Because the beaver isn't just an animal; it's an ecosystem!

Tag: Spey FIsherery Board


A week away from turkey and pumpkin pie, there’s plenty of good news on the horizon. Let’s start this morning with a fieldtrip for the fishermen in Spey Scotland. It was lead by our friend Duncan Halley who  grew up in Scotland but works as a scientist for the Norwegian Institute for Nature Research, where a chief topic is Beavers. An angler wrote about the field trip here on the Spey Fishery board website.

Beavers: the pros and cons

Yesterday a group of fishery board and trust staff were taken on a beaver fact finding trip to Dunkeld by the Cairngorm National Park Authority. As many will know there is a rapidly expanding beaver population in the Tay catchment with beavers now present at Loch of the Lowes reserve near Dunkeld. A single male beaver turned up there in Dec 2012 followed soon after by a female. The pair setup home in the Lunan Burn, a tributary of the Lowes.

Duncan Halley a Scottish/Norwegian beaver ecologist was on hand to provide information and answer questions (Google him for more info). He reported that 99% of beaver activity occurred within 20m of water; a predator avoidance strategy as wolves prey on them where present. The lodge entrance was underwater with a food cache immediately outside. They dislike traveling through shallow water and a short distance upstream of the lodge there was a very small dam, about 6″ in height. This innocuous looking dam was built by the beavers to increase the depth of the water upstream so that they could swim underwater rather than being exposed.

Local lad Sean Dugan of the Beaver Salmonid Working Group explains the ins and outs of beaver ecology.

Following the trip to see the beaver site we were given a few presentations in the afternoon. Some interesting statistics: the mean width of streams at dam sites = 2.5m and the maximum width dammed = 6m. The maximum gradient of streams at dam site was 2%. So all the main Spey salmon spawning tributaries should remain dam free but there is still likely to be a large overlap in the potential range of beaver and salmonid habitat within the Spey catchment.
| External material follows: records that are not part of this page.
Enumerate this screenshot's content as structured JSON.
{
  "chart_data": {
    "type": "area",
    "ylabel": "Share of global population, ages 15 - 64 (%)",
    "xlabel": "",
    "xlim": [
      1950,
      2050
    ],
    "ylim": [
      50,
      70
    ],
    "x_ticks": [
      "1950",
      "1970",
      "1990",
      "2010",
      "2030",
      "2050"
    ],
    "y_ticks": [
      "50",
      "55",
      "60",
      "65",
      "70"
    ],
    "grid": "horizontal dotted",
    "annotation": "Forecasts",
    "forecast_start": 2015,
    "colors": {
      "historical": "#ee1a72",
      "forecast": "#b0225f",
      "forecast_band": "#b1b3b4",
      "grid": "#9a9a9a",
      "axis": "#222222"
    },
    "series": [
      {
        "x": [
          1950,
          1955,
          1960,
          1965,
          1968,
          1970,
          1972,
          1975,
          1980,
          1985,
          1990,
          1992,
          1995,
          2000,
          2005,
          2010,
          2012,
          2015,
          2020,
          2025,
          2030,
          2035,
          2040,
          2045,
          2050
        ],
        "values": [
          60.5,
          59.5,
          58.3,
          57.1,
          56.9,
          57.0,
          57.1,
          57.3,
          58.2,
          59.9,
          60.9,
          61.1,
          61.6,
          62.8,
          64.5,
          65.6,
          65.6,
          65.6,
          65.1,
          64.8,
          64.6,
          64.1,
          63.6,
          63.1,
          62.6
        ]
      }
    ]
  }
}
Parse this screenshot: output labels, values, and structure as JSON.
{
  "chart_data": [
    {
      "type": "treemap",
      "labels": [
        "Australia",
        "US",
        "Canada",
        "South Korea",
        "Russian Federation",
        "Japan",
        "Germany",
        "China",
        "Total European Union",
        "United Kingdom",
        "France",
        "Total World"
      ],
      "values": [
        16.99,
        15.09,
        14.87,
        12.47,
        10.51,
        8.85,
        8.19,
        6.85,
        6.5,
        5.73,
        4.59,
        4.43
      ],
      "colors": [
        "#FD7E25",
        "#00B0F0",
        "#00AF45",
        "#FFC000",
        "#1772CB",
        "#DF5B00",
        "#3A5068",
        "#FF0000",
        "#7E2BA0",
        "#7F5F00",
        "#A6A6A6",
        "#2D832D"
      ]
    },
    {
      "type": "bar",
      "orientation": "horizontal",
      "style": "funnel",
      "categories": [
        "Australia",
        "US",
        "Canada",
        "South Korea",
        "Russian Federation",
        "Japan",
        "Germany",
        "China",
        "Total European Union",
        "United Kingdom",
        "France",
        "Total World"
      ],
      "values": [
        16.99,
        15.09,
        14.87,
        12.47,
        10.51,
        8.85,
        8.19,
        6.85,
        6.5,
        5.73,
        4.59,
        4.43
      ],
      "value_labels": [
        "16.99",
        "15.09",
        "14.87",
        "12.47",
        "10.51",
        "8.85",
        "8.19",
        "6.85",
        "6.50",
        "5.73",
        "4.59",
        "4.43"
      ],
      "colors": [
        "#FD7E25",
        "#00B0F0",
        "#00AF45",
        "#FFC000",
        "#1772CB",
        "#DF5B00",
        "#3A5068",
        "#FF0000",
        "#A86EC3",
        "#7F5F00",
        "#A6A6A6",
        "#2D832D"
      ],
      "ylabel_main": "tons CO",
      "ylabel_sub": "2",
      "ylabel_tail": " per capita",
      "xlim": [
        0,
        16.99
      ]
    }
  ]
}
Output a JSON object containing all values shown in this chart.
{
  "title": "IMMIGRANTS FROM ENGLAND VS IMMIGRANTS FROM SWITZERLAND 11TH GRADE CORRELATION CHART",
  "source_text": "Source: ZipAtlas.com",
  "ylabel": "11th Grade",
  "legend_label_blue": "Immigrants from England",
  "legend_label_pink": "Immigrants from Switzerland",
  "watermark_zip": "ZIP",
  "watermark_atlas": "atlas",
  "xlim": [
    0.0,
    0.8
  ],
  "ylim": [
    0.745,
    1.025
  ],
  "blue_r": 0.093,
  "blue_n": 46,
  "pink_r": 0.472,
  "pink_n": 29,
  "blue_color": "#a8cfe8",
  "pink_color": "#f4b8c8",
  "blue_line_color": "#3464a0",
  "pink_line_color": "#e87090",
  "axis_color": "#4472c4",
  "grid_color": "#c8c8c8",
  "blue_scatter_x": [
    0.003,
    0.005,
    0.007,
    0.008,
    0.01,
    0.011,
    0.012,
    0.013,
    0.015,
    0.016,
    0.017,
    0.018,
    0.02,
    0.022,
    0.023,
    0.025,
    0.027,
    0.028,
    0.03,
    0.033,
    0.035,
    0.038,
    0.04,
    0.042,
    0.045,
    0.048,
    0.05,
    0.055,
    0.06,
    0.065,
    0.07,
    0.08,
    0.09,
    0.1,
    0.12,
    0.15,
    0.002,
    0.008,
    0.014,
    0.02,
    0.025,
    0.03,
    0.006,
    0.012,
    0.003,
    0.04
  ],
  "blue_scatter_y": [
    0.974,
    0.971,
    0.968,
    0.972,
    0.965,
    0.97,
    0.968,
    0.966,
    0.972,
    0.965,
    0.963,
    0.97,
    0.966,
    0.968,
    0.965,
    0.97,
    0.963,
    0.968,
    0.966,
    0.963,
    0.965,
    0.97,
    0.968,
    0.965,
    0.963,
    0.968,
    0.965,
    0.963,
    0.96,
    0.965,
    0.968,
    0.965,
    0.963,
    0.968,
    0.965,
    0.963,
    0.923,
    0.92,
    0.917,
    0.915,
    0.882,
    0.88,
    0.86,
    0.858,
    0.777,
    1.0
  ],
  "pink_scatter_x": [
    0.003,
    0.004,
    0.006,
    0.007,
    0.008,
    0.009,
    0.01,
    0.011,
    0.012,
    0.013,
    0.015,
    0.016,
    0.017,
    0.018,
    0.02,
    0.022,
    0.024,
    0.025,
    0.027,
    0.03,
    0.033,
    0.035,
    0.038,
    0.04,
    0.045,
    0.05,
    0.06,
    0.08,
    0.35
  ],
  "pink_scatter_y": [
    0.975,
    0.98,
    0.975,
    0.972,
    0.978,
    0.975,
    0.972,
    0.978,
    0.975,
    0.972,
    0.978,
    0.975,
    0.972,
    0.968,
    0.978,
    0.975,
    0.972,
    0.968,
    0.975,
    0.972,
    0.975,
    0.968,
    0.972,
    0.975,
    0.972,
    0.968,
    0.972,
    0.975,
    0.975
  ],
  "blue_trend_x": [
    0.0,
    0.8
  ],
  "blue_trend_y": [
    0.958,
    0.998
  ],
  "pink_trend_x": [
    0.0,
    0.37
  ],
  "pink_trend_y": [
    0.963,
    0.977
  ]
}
It’s nice to have boots on the ground teaching beavers at the front lines. Duncan is someone who really understands the research and knows how to explain beaver benefits. And as a native Scot he is better prepared than most to get his point across. Still, I worry that living in Norway where people are allegedly reasonable he hasn’t been exposed to enough “IRRATIONAL FEAR” to know his way around it. Fishermen are afraid of beavers. Period. Science won’t change that for the most part. Any more than terrible tornadoes will convince republicans in Illinois that climate change is real or a rising teen pregancy rate in the southern states will convince people that abstinence education doesn’t work.

Check out this from the comment section for instance

This must be a real worry, how can creating more dams/obstacles in a river system be anything other than detrimental to migratory fish stocks? As if the salmon/sea trout don’t have enough problems as it is.

We all would like to get back to nature but some times i think we do it wrong (soon i may have to apply for firearms certificate to include wolf and bears

No easy walk to beavers, apparently. But  good luck with that Duncan and friends. You’ll probably need to do the exact same thing a million more times every November for the rest of the millennium, but you made a very heroic start!

And now because you’ve all been very patient I will share with you the GREATEST. BEAVER. STORY. EVER. Call your family members to the screen side and enjoy this with someone you love. Because we shall not look upon its likeness ever again.

 Beaver saves doe from certain death by stealing hunter’s gun

Nathan Baron was relaxing over the weekend, sitting in a chair in the woods and tracking a doe with his Remington rifle when, suddenly, nature called. The Maine high school student left the gun resting against the chair, ran back home to do his business, and arrived just in time to see something he didn’t expect to see: a beaver stealing the rifle. “There was a stream … about 100 feet away from me,” he told Bangor Daily News. “I look and there’s a beaver hauling that gun into the water. There was nothing I could do … the beaver went under. That was it.”

I love this story with the white-hot heat of a thousand suns and cannot imagine a better end to a hunter’s tale than a beaver diving underwater with a loaded firearm. Do I think it’s true? Probably not. Do I think it needs animating and should be shown every single Christmas? You bet your dam life.